Drinking persued as we met and greeted friends of friends. The club was a blast, I definitely made it on to the stripper pole a few times! I'd start out lifting my right leg up as high as possible and jumping up a bit as I flung myself around the pole to the delight of all. "You're way too good at that" said P. Way to go Luxie! He was absolutely adorable when he tried to dance because he has NO skills. Good times had by all. Besides the fact that I spent WAY too much money... tsk tsk.

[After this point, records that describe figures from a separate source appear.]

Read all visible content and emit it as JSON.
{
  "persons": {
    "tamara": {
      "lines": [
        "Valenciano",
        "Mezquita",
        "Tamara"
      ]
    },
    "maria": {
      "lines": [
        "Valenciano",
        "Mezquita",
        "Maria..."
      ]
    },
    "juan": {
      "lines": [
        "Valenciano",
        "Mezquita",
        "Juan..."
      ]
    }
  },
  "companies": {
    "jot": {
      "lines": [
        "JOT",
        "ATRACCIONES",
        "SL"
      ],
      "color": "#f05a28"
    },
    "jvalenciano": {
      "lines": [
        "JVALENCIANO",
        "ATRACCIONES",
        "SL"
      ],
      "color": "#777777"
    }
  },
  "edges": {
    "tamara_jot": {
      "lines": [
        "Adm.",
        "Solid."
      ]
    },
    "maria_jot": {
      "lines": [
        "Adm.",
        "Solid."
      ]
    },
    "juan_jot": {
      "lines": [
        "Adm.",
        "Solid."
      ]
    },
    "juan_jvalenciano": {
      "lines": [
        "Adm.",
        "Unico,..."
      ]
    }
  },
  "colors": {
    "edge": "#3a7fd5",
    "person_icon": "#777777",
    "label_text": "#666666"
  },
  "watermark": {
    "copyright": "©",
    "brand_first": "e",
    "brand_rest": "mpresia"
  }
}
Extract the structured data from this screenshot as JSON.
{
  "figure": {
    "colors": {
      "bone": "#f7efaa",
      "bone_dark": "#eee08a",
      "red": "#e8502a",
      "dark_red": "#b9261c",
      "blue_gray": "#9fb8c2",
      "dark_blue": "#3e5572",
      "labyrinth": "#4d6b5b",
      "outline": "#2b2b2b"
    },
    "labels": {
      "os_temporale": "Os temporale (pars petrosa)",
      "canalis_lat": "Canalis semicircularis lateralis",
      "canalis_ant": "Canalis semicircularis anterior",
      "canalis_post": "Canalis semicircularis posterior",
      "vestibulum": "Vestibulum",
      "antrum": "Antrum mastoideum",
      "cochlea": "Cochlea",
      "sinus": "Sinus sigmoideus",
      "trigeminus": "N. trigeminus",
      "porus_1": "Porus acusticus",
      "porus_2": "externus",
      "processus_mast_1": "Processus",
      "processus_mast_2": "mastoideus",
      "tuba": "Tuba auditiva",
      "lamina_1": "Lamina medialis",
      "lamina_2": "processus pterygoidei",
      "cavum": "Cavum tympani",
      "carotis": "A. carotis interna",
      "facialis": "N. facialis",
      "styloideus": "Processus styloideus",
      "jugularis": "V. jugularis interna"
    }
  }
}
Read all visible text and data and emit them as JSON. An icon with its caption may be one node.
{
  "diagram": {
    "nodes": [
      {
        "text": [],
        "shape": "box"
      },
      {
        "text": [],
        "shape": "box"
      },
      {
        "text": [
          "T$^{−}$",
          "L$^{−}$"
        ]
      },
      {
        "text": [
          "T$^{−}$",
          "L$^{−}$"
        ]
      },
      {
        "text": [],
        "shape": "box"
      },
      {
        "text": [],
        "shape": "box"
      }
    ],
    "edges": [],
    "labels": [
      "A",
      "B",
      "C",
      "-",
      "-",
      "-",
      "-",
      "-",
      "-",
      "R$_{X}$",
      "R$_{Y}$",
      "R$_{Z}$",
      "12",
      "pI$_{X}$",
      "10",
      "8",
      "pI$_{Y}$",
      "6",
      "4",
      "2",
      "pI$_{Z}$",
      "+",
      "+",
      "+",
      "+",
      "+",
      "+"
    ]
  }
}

Afterwards we headed to my girlfriend's apartment where blazing weed and drinking continued. P joined me in the guest room after I made some killer macaroni and proceeded to pressure me into getting with him. I've told him a hundred times that besides the occaisional pec or "I love you" I just want to be friends now. I felt SO guilty... S is so good to me and he deserves the best. After a stern talking to P agreed to just cuddle. The weird thing is that after he thought I was asleep he started squeezing me and breathing hard. "I wish you loved me as much as I love you..." he whispered. Awwweh, make me cry right now why don't you!!
I've never once broken up with a boy and I think the reason for that is I just absolutely hate hurting people! Seeing P in that condition over me was absolute torture... I truly do want the best for this man, I just don't think that's me! Am I being selfish by still hanging around him? It's been over a year since we split up and we've only been talking again for about two months, every two weeks or so. He has another girlfriend so I assumed he had moved on... This really rocks my world but I know that S is the right guy for me, right now at least. Sorry P! You know I will love you forever.